I'm jealous you have carpet in your shed!


----------



## laoshu

Jathy said:


> It's... wow! I'm a bit jealous :mrgreen: And looking forward to the day I have space enough for something like that.


Even the smallest of gardens can house a shed  my nabour has a very small yard and a couple of years ago he had a log cabin built right in the middle 



 Ankali said:


> Very nice! How do you keep the temperature cool/warm throughout the year? I want to build a shed as soon as we move and this is one of my biggest concerns. We have a wide array of temps throughout the year.

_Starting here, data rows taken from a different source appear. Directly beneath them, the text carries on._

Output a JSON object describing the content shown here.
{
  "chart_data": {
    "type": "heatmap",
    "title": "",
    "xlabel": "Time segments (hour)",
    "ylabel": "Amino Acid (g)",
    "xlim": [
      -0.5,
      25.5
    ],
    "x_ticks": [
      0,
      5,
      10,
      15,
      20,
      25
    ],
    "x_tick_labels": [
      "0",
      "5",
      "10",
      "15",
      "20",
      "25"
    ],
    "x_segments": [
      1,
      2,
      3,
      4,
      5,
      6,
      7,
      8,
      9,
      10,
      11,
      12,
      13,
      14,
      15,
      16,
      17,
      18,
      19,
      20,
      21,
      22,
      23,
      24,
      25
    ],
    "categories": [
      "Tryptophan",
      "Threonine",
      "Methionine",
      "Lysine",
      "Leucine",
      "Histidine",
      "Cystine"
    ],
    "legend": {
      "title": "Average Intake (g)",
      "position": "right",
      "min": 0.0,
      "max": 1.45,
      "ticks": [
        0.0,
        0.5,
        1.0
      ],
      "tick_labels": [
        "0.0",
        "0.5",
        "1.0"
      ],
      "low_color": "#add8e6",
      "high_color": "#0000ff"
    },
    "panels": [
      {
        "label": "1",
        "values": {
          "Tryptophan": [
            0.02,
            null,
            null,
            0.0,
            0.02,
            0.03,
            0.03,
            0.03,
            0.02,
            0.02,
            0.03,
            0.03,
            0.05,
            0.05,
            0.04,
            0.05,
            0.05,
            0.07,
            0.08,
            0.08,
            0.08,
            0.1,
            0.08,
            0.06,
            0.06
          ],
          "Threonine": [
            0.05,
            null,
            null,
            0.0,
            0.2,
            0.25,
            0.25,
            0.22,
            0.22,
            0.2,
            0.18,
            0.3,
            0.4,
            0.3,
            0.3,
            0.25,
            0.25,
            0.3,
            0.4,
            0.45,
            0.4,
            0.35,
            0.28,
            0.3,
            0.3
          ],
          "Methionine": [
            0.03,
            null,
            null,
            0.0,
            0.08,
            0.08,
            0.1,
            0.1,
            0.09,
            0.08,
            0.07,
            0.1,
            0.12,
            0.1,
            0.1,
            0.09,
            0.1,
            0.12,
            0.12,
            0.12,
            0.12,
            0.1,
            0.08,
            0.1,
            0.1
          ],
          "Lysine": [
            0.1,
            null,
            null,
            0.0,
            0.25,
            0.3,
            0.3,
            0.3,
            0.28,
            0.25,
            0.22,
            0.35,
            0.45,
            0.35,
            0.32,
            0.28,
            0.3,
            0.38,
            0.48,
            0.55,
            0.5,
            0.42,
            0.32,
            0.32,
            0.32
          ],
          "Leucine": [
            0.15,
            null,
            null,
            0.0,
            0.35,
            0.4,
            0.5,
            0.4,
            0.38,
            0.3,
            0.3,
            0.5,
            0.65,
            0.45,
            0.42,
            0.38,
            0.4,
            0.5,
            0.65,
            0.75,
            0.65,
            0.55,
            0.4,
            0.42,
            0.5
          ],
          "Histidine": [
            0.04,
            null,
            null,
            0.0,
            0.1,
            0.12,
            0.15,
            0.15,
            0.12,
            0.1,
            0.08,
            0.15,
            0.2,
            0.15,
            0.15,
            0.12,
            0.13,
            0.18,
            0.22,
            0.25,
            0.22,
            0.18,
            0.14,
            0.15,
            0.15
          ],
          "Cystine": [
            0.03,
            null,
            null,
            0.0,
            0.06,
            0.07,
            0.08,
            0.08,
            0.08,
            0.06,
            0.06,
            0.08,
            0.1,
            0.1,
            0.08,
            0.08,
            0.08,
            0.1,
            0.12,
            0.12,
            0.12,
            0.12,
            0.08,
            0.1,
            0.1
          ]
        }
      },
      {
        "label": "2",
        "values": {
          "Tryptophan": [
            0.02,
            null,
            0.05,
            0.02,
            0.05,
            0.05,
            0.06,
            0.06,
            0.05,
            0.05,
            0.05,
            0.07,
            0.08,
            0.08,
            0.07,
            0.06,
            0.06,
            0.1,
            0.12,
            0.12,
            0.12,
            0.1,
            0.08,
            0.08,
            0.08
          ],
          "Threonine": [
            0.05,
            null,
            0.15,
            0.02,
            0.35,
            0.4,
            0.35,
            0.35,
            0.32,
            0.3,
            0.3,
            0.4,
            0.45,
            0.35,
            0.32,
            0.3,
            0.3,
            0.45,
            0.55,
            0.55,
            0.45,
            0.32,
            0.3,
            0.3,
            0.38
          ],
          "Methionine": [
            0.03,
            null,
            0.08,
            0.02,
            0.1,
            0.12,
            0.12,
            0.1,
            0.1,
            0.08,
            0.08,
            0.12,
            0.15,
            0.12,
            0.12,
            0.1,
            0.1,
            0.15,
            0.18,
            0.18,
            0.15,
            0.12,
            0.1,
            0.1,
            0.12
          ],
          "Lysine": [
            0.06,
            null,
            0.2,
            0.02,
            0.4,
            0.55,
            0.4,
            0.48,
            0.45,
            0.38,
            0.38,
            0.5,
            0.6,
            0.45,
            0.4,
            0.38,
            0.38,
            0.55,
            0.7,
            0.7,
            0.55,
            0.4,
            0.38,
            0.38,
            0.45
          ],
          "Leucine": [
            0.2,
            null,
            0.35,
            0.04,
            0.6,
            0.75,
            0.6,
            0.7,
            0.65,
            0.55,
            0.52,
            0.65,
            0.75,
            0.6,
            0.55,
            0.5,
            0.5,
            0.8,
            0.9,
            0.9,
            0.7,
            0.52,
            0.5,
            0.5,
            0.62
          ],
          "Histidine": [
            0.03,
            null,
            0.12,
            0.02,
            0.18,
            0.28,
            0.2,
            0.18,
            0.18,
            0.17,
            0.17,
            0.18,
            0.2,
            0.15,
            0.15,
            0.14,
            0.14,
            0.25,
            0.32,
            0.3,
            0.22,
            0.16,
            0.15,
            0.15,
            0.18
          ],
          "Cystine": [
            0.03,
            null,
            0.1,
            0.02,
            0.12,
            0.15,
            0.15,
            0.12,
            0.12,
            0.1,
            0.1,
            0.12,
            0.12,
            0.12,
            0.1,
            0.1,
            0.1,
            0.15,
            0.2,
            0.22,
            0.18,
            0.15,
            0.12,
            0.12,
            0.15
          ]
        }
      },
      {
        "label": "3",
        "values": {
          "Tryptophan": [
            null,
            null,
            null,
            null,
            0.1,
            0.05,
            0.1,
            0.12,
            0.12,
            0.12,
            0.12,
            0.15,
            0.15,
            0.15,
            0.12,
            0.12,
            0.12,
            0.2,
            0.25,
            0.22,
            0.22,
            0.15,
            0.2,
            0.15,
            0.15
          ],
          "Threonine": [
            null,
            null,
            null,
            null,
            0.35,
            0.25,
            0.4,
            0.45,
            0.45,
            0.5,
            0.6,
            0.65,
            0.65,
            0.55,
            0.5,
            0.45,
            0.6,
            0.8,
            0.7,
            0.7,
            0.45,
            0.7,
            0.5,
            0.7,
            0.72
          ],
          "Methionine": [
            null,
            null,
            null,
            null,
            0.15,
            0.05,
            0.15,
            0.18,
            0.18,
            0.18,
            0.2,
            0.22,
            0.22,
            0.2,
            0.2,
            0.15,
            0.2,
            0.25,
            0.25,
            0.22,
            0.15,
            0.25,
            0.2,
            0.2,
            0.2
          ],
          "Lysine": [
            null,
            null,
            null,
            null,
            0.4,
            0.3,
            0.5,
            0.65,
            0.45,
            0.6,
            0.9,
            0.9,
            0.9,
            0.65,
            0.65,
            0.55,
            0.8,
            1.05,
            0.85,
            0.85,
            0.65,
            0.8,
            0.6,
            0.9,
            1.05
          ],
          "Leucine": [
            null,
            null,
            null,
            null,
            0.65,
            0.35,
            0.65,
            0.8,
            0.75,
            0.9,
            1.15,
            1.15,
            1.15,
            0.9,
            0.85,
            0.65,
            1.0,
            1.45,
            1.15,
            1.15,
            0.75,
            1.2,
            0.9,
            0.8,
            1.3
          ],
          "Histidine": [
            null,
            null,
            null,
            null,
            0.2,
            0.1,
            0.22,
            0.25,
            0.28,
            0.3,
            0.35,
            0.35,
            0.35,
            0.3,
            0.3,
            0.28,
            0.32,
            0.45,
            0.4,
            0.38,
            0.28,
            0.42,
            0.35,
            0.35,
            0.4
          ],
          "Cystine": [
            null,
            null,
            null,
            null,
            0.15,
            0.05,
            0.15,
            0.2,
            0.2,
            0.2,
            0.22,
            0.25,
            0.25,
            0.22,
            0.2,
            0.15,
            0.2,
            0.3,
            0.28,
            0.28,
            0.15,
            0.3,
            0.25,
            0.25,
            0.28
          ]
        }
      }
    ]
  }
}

I have it all insulated so this helps a little but I also have a green house heater for the winter ( although I have had quite a few years with no heater and no problems) in the summer I have problems but since I have painted the shed roof silver this has helped a lot... all I need to do now is ether paint the front of the shed silver :? or build a pagoda to shade the shed.



SarahY said:


> That's my girl  I did notice that the cages on each shelf match! It looks very tidy


 



moustress said:


> Sorry for the double post; I guess you didn't mind being complimented twice on your setup and decor.


 :lol:



Wight Isle Stud said:


> I will have to post some pictures of a proper blokes shed .


 you will indeed so get them up Mr B 



Loganberry said:


> Who's are you going to post then, Gary? Have you been visiting again?
> 
> 
> 
> By the way, very lovely, Kelly! Neat and tidy.


 Thank you, tidyer than my house at the moment  .. 



Au Naturel said:


> Looks really good


Thank you 



Velvet_Meece said:


> I'm jealous you have carpet in your shed!


NO carpet, Its lino  Easy to sweep and mop.


----------